Let \(T_1,...,T_n\) be samples drawn from a particular \(P_{\lambda}\).

Recall:

- \(\mathbb{E}[T_i] = \lambda^{-1}\)
- \(\text{var}[T_i] = \lambda^{-2}\)
- density \(f(x) = \lambda e^{-\lambda x}\)

Then, by the Law of Large Numbers, \(\bar{T}_n \rightarrow \lambda^{-1}\) almost surely and in probability. So \(\frac{1}{\bar{T}_n}\) goes to \(\lambda\) almost surely and in probability. So \(\hat{\lambda} = \frac{1}{\bar{T}_n}\) is a consistent estimator for \(\lambda\).

Then, by central limit theorem, \[ \sqrt{n}(\bar{T}_n - \lambda^{-1}) \overset{d}{\rightarrow} \mathcal{N}(0, \lambda^{-2}) \]

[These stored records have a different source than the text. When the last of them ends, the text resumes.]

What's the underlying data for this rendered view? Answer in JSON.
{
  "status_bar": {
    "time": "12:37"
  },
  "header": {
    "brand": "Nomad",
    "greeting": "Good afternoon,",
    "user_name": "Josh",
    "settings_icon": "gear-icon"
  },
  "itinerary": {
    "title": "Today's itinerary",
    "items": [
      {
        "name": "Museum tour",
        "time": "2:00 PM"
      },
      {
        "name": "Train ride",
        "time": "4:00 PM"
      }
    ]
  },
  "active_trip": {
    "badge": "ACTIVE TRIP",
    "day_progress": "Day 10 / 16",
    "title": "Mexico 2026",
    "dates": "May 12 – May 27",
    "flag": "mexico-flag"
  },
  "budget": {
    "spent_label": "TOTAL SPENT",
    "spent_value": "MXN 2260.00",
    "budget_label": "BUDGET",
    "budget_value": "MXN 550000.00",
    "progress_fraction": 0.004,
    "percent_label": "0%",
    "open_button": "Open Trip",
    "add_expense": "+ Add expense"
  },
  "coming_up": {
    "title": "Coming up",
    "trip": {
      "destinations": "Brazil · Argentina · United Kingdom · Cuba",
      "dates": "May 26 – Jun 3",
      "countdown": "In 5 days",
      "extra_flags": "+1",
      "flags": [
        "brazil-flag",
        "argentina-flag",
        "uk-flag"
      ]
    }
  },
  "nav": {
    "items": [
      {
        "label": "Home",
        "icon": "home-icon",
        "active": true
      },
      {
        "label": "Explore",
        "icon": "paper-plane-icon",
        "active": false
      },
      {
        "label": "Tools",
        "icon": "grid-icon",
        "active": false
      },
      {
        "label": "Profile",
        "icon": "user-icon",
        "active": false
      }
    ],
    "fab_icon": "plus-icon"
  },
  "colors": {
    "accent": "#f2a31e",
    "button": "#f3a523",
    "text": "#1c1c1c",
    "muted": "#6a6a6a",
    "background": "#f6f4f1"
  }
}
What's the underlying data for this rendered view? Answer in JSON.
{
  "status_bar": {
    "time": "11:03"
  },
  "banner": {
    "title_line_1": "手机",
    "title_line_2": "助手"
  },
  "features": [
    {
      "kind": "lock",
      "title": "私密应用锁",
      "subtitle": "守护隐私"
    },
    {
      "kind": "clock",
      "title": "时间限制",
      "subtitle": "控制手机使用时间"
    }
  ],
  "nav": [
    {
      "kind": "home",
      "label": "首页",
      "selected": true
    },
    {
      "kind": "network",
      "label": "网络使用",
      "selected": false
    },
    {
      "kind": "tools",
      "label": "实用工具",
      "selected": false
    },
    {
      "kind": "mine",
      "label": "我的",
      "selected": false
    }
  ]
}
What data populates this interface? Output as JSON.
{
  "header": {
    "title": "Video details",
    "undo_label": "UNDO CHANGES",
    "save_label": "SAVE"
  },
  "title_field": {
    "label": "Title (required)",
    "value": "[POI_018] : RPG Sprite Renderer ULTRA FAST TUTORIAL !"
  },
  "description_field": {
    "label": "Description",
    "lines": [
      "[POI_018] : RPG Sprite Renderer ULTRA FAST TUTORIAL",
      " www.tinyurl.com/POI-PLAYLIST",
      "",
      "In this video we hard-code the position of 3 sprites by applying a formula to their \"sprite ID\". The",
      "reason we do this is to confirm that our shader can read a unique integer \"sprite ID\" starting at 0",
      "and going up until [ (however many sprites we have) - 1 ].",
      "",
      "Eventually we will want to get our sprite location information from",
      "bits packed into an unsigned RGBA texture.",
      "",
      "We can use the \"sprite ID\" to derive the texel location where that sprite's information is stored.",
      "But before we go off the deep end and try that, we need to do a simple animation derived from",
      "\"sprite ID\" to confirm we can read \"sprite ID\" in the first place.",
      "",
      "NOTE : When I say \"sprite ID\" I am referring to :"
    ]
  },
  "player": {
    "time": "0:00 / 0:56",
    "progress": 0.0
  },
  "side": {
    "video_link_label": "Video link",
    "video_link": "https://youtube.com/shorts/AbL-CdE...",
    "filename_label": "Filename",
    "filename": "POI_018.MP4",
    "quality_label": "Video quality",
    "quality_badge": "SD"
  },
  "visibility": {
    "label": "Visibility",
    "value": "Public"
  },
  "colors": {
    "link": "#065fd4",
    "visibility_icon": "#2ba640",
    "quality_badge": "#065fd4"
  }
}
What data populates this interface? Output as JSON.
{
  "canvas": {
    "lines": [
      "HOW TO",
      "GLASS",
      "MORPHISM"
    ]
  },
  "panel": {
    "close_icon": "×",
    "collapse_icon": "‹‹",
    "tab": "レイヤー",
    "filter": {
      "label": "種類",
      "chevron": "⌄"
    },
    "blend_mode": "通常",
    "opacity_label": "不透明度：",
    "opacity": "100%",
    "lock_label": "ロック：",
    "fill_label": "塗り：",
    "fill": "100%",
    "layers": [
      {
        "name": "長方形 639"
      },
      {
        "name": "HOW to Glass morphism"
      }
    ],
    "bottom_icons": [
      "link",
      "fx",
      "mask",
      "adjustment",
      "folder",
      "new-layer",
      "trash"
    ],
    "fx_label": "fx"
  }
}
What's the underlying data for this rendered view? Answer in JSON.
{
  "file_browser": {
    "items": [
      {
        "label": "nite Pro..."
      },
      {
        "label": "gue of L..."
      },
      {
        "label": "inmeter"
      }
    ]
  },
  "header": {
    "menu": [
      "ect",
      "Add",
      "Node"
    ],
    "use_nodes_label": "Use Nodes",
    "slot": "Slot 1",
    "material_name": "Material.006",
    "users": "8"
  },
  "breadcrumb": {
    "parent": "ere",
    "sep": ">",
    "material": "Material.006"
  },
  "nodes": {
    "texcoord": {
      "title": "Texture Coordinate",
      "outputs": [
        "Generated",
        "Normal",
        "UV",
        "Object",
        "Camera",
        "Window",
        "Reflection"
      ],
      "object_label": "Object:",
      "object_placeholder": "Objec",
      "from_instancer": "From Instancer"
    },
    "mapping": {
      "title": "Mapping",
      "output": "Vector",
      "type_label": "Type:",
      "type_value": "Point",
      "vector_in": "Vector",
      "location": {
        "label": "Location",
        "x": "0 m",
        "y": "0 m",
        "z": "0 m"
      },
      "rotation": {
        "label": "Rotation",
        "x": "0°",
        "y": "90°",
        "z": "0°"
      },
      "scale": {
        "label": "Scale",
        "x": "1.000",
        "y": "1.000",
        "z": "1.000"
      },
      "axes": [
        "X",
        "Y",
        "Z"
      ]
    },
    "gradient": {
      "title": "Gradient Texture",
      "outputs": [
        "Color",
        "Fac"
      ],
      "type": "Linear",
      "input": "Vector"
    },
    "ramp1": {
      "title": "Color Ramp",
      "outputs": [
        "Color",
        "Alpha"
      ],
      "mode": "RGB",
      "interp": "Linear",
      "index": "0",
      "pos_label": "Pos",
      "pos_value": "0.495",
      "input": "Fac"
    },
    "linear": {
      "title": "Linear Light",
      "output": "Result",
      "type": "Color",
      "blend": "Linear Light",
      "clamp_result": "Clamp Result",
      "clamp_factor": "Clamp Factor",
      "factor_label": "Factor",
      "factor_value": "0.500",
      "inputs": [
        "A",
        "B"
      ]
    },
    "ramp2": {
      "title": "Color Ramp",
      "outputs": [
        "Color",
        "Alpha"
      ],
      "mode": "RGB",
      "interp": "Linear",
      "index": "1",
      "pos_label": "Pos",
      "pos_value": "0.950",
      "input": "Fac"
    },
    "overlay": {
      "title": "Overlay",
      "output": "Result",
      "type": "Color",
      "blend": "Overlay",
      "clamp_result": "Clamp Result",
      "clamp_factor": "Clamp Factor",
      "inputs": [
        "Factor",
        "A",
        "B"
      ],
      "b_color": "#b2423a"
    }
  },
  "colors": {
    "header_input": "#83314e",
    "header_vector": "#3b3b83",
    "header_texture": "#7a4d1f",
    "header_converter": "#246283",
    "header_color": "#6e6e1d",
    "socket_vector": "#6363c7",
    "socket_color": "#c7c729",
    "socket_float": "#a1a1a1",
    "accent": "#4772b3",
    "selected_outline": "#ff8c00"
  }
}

Then, by the delta method, where \(g(x) = \frac{1}{x}\), we have: \[ \sqrt{n}(\bar{T}_n^{-1} - \lambda) \overset{d}{\rightarrow} \mathcal{N}(0, \lambda^{2}) \]

So by the above discussion, we have that:
\[
\hat{\lambda} \pm \frac{q_{\alpha/2}\lambda}{\sqrt{n}}
\]
is a \(1-\alpha\) asymptotic confidence interval for \(\lambda\). (Note that we do not use the *statistician's approximation* here, we merely say that the confidence interval is asymptotic.)

But we don't know \(\lambda\), so we replace it with \(\hat{\lambda}\) by slutsky's theorem: \[ \hat{\lambda} \pm \frac{q_{\alpha/2}\hat{\lambda}}{\sqrt{n}} \] (remember we just care what happens asymptotically)